In recent days, other senior Democratic operatives had already begun working on contingency plans, aware that they would need to move with alacrity in the event of a change atop the ticket in order to comply with party rules and state laws around ballot access. Even those individuals, according to two people familiar with private conversations, were caught off guard by the president’s announcement on Sunday afternoon. As of Saturday, plans were still being made for the president — if he cleared his Covid infection — to campaign in Texas and Georgia later this week.


On Saturday night, some in Biden’s inner circle insisted to one high-level Democrat that the president was determined to stay in the race, “no ifs, ands or buts.” When the Democrat checked in again Sunday morning, they told POLITICO, they were told there was no way that Biden would consider dropping out until after his planned meeting this week with Israeli Prime Minister Benjamin Netanyahu.


But at that point, Biden had Donilon and Ricchetti working on his exit plan. The majority of aides at the White House and on the campaign were shocked by the reversal as well. Shortly after the tweet went out, Dunn convened a phone call for communications staffers, according to multiple aides. Dunn reassured staffers who’d been insisting to the press that Biden wasn’t thinking about quitting had been correct based on the information they had up until the president’s thinking changed.


Some marveled that Dunn, who told colleagues that everyone was processing the news at the same time, didn’t know about it until just before the post went out on X.


“A lot of crying,” was how one White House official described the collective response to the news. “People believe Joe Biden is a great president, and they’re sad to see him step aside,” the official continued. “Most think he made the right move, but they’re still heartbroken.”


When Biden’s initial announcement made no mention of endorsing Vice President Kamala Harris as his successor as the party’s nominee, a flurry of panicked texts and calls ensued.

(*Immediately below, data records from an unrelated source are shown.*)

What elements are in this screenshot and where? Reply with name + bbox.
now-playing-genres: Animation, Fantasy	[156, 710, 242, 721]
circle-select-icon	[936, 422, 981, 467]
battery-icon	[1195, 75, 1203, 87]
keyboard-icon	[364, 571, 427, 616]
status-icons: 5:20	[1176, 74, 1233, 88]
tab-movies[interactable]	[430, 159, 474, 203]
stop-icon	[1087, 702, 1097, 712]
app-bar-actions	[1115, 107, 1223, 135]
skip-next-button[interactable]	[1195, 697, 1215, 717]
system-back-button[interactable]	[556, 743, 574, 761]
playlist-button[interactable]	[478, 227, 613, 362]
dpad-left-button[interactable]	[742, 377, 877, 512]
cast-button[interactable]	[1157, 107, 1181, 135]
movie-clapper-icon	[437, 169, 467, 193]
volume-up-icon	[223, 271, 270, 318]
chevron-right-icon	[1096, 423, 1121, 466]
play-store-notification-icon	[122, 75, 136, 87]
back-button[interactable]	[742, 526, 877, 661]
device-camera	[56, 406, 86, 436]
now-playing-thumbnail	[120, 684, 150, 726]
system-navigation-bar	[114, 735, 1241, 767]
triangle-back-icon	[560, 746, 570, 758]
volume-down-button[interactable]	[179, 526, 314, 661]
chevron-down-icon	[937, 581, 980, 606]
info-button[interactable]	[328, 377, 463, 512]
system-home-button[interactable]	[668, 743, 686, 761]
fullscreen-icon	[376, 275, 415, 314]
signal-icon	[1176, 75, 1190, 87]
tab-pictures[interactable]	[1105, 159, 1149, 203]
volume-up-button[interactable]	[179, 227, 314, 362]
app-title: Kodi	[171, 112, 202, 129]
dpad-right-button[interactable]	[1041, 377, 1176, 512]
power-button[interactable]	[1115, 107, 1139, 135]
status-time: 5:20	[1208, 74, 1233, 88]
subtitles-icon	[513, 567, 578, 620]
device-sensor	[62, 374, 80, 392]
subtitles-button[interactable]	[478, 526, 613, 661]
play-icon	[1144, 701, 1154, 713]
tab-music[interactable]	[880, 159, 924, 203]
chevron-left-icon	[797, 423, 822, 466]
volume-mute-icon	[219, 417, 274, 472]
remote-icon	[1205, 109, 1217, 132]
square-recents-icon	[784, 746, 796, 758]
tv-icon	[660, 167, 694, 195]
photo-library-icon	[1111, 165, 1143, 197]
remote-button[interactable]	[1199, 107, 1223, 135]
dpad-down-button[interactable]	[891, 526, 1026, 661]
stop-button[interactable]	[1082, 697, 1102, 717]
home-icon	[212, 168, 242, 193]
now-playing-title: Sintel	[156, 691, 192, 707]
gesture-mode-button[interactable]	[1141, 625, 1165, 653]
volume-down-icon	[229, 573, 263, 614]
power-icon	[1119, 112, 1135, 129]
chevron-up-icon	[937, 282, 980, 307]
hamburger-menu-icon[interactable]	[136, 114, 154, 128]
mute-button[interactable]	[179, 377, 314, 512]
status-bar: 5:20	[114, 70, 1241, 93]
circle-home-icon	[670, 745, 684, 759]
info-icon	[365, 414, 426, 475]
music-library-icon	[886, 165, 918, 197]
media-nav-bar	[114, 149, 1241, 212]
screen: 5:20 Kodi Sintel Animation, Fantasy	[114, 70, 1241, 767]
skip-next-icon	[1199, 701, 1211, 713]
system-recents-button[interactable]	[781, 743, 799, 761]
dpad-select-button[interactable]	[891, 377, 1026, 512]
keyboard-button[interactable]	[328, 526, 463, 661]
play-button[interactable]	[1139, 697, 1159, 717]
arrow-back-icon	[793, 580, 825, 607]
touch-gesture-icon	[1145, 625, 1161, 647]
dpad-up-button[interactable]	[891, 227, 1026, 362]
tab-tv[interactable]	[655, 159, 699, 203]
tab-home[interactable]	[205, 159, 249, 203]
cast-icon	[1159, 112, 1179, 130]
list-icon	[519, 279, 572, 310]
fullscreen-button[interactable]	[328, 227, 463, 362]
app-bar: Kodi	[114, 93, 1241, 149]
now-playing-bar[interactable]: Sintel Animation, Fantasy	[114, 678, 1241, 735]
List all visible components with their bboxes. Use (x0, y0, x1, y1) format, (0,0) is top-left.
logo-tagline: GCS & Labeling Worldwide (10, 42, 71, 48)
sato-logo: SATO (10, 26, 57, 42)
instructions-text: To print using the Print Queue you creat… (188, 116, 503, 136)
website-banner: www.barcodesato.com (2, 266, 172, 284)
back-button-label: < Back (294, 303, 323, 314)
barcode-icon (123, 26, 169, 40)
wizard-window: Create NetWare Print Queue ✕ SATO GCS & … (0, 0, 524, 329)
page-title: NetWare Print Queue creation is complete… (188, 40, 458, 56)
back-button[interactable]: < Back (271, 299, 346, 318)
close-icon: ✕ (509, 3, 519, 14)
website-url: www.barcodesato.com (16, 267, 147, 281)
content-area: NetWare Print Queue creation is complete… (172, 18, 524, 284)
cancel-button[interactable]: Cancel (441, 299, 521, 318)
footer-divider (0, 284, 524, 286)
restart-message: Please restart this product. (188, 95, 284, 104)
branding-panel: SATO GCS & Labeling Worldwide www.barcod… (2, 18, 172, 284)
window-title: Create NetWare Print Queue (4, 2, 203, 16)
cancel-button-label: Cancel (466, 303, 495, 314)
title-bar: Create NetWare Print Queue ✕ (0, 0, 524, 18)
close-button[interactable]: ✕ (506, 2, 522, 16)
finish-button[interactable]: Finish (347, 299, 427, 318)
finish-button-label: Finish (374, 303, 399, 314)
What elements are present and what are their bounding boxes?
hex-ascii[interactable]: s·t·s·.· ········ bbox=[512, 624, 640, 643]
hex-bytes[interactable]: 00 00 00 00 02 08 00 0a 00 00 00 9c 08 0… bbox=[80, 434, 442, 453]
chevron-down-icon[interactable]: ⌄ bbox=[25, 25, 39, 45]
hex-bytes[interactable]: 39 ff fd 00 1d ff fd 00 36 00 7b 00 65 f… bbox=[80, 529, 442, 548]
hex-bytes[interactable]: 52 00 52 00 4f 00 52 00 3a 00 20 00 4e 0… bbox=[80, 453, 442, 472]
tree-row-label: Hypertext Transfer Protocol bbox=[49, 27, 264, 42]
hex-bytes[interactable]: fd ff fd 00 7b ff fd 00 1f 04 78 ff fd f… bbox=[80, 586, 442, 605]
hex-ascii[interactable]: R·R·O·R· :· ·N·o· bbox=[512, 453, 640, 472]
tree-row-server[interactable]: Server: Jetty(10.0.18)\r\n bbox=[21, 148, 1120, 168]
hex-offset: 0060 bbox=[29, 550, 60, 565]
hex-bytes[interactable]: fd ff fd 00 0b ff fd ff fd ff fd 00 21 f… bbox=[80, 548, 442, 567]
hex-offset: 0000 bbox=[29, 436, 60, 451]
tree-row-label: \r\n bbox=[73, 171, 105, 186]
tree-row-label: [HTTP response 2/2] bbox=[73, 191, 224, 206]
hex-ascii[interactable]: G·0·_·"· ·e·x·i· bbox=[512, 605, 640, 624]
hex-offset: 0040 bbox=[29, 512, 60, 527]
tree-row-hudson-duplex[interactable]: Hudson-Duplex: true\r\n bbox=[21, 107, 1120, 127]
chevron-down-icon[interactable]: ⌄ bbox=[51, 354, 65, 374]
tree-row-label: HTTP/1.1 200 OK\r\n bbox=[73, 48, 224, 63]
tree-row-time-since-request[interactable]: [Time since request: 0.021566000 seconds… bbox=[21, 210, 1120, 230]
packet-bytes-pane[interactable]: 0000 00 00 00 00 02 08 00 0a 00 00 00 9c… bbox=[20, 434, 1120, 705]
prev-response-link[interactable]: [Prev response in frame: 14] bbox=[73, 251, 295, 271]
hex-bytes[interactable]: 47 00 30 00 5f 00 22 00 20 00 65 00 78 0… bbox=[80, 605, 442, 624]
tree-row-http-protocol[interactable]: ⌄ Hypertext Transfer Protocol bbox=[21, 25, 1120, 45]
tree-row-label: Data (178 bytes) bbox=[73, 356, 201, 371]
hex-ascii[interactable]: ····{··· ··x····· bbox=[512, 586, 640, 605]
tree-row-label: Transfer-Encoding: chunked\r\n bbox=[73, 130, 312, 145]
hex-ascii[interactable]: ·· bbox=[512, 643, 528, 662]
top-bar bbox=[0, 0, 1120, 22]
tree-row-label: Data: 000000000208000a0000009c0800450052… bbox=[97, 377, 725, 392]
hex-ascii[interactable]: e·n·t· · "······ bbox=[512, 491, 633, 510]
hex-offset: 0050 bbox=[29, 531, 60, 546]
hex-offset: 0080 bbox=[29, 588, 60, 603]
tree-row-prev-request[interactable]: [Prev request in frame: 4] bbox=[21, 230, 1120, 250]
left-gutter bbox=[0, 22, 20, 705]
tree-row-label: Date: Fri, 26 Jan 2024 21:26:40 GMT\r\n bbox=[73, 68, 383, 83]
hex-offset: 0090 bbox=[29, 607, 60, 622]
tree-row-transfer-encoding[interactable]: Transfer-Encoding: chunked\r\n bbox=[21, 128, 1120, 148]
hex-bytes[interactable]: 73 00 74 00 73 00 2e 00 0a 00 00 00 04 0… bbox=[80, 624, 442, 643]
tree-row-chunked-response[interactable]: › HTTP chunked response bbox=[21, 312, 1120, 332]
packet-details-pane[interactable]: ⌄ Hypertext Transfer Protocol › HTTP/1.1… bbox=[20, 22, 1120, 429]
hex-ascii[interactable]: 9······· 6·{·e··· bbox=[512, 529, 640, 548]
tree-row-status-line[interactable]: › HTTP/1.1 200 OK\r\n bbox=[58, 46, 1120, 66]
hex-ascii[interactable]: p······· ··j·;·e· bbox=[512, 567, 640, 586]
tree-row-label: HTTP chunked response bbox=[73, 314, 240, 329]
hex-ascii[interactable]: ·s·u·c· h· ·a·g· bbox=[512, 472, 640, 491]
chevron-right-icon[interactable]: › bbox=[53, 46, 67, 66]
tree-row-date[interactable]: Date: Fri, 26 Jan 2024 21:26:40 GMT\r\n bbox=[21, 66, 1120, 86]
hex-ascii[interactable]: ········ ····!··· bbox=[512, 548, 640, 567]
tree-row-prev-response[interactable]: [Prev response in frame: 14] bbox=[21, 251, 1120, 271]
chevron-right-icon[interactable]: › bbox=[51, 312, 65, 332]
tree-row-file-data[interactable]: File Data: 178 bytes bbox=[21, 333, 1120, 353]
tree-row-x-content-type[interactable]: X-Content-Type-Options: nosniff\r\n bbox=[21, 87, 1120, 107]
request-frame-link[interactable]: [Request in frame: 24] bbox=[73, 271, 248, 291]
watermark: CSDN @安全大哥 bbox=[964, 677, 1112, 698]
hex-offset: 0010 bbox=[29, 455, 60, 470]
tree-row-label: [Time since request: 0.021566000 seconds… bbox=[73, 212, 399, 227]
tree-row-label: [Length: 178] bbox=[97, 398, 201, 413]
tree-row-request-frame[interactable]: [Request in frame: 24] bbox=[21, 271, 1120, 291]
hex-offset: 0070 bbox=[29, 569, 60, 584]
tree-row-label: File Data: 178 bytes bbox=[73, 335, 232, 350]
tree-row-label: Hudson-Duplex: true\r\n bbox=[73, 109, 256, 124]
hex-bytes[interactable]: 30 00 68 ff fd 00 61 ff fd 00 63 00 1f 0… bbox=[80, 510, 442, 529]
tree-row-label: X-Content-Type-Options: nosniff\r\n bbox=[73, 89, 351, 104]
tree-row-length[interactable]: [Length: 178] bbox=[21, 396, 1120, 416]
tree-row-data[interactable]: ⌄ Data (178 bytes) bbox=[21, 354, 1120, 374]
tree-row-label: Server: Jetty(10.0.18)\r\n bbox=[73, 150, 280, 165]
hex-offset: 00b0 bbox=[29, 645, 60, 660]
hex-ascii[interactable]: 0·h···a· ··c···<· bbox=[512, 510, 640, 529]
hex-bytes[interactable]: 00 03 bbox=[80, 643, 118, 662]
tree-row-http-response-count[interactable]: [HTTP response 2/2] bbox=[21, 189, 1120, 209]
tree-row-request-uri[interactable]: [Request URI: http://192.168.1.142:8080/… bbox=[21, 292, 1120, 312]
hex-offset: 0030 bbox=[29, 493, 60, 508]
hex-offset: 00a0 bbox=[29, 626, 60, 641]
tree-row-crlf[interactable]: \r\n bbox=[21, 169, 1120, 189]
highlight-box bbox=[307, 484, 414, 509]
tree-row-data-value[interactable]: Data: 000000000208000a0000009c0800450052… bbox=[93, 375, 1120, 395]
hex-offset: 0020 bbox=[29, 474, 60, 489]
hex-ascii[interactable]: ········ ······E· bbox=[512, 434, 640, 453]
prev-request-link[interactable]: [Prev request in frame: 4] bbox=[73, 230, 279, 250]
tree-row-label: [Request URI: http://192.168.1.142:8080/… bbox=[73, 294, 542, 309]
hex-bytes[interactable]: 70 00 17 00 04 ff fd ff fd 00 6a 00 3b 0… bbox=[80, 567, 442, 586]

Moments later, Biden’s account posted a second message clarifying that he was indeed backing Harris.


Democratic lawmakers rushed to signal their support for her as the party’s presidential nominee. Speculation turned to a potential running mate. And after more than three weeks as the biggest story in American politics, Biden was already being relegated to playing a supporting role.


In his first fundraising email on Harris’ behalf, Biden concluded with the refrain that Democrats, divided over his candidacy, have agreed on — but struggled to achieve — for nearly a full month: “It’s time to come together and beat Trump.”


Adam Cancryn and Eugene Daniels contributed to this report.